Aynı Kanunun 331. maddesinin 2. fıkrasında, “Görevsizlik, yetkisizlik veya gönderme kararından sonra davaya bir başka mahkemede devam edilmesi halinde, yargılama giderlerine o mahkeme hükmeder. Görevsizlik, yetkisizlik veya gönderme kararından sonra davaya bir başka mahkemede devam edilmemiş ise talep üzerine davanın açıldığı mahkeme dosya üzerinden bu durumu tespit ile davacıyı yargılama giderlerine mahkum eder.”
Aynı maddenin 3. fıkrasında ise, “davanın açılmamış sayılmasına karar verilen hallerde yargılama giderleri davacıya yükletilir.” Hükmü mevcuttur.

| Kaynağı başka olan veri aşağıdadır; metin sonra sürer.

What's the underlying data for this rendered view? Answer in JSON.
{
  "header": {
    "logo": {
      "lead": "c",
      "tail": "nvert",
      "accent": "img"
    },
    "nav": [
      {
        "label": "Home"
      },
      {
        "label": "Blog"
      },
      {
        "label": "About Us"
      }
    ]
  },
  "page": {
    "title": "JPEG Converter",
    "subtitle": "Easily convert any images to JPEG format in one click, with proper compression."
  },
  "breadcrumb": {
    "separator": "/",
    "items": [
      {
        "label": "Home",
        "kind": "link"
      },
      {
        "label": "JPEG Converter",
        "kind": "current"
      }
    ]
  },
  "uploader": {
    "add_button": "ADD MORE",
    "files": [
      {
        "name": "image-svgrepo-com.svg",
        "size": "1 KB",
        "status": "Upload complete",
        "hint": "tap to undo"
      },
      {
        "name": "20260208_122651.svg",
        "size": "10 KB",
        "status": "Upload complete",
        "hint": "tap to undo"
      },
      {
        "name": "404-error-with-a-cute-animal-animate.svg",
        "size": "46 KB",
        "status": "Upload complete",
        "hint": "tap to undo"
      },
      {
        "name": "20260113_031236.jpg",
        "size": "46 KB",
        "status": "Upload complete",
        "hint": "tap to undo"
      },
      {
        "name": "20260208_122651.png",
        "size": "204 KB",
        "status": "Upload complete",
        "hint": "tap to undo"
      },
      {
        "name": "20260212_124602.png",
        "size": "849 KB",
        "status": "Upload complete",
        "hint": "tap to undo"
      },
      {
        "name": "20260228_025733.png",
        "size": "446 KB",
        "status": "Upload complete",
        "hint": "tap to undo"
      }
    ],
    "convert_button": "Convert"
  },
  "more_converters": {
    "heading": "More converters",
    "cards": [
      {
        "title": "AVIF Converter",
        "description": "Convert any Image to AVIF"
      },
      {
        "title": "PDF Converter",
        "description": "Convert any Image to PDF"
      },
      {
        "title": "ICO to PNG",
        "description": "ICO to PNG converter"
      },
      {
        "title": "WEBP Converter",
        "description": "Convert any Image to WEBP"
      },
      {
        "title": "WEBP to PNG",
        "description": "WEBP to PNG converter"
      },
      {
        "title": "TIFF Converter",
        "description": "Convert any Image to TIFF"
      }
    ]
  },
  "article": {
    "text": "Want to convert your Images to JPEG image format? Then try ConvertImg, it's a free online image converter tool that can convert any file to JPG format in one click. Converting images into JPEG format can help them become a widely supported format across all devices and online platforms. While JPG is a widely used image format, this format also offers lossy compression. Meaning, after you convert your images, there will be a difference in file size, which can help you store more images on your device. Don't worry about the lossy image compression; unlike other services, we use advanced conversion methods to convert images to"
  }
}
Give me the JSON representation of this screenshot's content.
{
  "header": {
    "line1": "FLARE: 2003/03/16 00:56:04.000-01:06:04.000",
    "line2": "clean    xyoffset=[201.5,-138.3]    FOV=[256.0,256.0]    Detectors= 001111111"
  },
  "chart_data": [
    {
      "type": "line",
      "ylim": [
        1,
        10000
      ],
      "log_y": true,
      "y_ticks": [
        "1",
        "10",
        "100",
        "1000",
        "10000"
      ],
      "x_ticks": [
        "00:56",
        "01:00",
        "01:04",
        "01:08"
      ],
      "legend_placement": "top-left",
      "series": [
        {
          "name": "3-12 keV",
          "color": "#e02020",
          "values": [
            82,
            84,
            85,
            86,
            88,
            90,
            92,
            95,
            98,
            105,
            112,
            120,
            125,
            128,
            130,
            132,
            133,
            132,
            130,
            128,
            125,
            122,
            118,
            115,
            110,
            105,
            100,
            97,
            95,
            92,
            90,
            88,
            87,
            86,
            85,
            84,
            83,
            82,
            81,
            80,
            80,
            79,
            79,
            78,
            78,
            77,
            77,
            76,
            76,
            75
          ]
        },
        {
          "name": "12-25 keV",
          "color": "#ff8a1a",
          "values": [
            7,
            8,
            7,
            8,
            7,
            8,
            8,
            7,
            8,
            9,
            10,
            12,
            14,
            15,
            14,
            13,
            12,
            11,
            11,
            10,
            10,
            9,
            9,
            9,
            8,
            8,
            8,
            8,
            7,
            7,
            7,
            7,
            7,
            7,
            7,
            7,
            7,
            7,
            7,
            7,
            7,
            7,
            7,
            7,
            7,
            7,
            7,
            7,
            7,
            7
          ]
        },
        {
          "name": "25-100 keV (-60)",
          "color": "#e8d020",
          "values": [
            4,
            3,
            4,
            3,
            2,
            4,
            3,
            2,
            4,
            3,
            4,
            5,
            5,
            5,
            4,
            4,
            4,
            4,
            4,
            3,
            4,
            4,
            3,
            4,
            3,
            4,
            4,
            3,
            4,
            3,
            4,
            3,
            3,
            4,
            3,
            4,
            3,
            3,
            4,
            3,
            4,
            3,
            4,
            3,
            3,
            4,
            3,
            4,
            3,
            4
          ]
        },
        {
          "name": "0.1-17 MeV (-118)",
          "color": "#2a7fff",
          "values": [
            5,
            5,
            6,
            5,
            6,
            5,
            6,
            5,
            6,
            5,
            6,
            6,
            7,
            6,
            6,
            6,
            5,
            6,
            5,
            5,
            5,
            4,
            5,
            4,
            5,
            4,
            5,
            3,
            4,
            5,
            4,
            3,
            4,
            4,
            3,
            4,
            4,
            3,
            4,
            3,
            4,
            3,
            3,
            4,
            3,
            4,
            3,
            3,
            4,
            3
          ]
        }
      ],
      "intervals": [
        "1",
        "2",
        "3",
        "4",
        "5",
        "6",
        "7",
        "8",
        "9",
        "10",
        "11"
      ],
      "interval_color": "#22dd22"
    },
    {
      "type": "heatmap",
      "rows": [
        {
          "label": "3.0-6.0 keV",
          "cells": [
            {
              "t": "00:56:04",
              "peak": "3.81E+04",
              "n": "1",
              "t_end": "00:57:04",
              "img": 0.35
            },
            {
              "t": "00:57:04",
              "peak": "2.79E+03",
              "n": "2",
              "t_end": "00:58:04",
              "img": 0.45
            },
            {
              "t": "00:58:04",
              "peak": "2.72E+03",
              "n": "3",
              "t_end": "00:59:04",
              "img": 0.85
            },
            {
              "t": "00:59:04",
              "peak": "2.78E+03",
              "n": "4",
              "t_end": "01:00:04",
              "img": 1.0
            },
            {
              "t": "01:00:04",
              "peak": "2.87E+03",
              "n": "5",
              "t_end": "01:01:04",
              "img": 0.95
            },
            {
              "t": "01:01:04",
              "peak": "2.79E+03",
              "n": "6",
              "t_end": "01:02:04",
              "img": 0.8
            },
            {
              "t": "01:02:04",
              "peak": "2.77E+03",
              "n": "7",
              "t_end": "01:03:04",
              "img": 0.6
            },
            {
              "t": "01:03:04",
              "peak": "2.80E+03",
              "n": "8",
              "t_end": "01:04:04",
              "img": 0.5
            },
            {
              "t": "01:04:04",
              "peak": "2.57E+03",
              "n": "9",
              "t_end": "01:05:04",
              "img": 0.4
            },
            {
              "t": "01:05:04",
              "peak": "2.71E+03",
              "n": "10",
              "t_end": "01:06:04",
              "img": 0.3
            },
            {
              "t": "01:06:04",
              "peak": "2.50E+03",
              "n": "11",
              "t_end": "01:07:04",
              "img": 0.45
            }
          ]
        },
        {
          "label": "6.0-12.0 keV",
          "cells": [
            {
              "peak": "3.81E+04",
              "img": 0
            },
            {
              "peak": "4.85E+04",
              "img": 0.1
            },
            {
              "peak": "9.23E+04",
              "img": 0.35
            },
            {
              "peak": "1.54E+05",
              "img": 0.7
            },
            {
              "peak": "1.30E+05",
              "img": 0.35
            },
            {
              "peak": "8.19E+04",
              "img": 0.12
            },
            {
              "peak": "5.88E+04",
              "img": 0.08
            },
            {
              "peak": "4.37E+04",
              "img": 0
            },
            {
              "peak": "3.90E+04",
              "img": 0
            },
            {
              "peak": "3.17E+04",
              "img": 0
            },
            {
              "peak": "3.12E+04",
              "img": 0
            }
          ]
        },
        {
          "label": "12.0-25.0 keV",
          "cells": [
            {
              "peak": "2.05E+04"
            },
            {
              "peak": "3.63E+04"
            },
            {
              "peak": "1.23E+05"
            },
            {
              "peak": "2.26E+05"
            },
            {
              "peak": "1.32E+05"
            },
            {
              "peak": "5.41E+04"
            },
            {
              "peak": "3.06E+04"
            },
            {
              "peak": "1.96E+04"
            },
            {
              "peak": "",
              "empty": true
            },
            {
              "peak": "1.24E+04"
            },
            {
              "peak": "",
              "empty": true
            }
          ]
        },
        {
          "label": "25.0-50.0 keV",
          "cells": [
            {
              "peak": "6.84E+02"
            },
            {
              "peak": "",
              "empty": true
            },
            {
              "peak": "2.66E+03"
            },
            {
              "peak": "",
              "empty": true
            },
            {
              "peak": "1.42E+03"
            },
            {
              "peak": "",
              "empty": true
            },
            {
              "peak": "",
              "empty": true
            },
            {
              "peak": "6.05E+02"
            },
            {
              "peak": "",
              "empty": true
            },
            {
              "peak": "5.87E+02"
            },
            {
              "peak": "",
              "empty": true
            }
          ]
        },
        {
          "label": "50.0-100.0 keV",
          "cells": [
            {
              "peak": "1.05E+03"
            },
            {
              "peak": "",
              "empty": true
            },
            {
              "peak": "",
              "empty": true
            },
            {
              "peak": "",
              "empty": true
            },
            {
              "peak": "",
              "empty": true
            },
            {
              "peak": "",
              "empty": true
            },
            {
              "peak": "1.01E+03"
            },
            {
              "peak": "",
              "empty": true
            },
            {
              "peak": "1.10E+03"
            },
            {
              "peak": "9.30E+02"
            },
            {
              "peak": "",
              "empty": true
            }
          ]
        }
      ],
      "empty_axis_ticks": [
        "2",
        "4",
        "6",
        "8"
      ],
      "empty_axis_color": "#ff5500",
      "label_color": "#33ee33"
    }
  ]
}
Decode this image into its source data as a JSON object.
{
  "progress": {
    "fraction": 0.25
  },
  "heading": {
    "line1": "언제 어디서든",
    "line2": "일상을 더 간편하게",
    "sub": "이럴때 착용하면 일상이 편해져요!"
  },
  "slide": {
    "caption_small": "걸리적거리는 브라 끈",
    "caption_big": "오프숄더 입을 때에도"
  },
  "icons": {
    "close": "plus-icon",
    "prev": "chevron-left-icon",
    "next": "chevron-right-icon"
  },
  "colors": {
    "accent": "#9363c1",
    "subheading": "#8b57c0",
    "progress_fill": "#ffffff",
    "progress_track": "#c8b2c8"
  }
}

Öte yandan yine aynı Kanunun “Yargılama Giderlerinin Kapsamı” başlıklı 323. maddesinin 1/ğ bendinde de, vekille takip edilen davalarda kanun gereğince takdir olunacak vekâlet ücretinin yargılama giderleri kapsamında bulunduğu açıkça belirtilmiştir.
Yukarda açıklanan yasa hükümleri değerlendirildiğinde, görevsizlik kararı verilmesi durumunda yargılama giderlerinin görevsizlik kararı veren mahkemece değil, dosyanın gönderildiği mahkemece hükme bağlanacağı, ancak süresi içinde dosyanın görevli mahkemeye gönderilmesi talebiyle başvurulmaması durumunda, talep üzerine görevsizlik kararı veren mahkemece yargılama giderlerine ilişkin hüküm kurulacağı anlaşılmaktadır.
Dava konusu olayda ise, mahkemece Hukuk Muhakemeleri Kanununun 331. maddesinin 2. fıkrası gereğince “harç ve yargılama giderlerinin görevli mahkemede değerlendirilmesine” şeklinde isabetli olarak karar verilmiş olmasına rağmen, aynı Kanunun 323. maddesinin 1/ğ bendine göre, vekalet ücretinin de yargılama giderleri kapsamında olduğu ve görevli mahkemece hükmedilebileceği, ancak az yukarda belirtilen şartların oluşması halinde görevsiz mahkemenin yargılama giderleri kapsamında olan vekalet ücreti ile ilgili hüküm kurabileceği göz ardı edilerek, şartları oluşmadığı halde yazılı şekilde “400,00 TL vekalet ücretinin davacıdan alınarak, davalıya ödenmesine” şeklinde hüküm kurulmuş olması, usul ve yasaya aykırı olup, bozmayı gerektirir.
Ne var ki bu yanlışlığın giderilmesi yeniden yargılama yapılmasını gerektirmediğinden, Hukuk Muhakemeleri Kanununun 370/2. maddesi gereğince hükmün düzeltilerek onanmasına karar vermek gerekmiştir.
SONUÇ: Yukarda açıklanan nedenlerle, mahkeme kararın ‘Hüküm’ başlıklı bölümünün, 3 no’lu bendinde bulunan, (Davalı, davayı vekil ile temsil ettirdiğinden Avukatlık Asgari Ücret Tarifesi gereğince 400,00 TL vekalet ücretinin davacıdan alınarak, davalıya ödenmesine) sözlerinin tümüyle karardan çıkarılarak yerine, (vekalet ücretinin görevli mahkemece tayinine) sözlerinin yazılmasına, kararın düzeltilmiş bu şekliyle ONANMASINA, peşin alınan 21.15 tL temyiz harcın istek halinde iadesine, 2.4.2013 gününde oybirliğiyle karar verildi.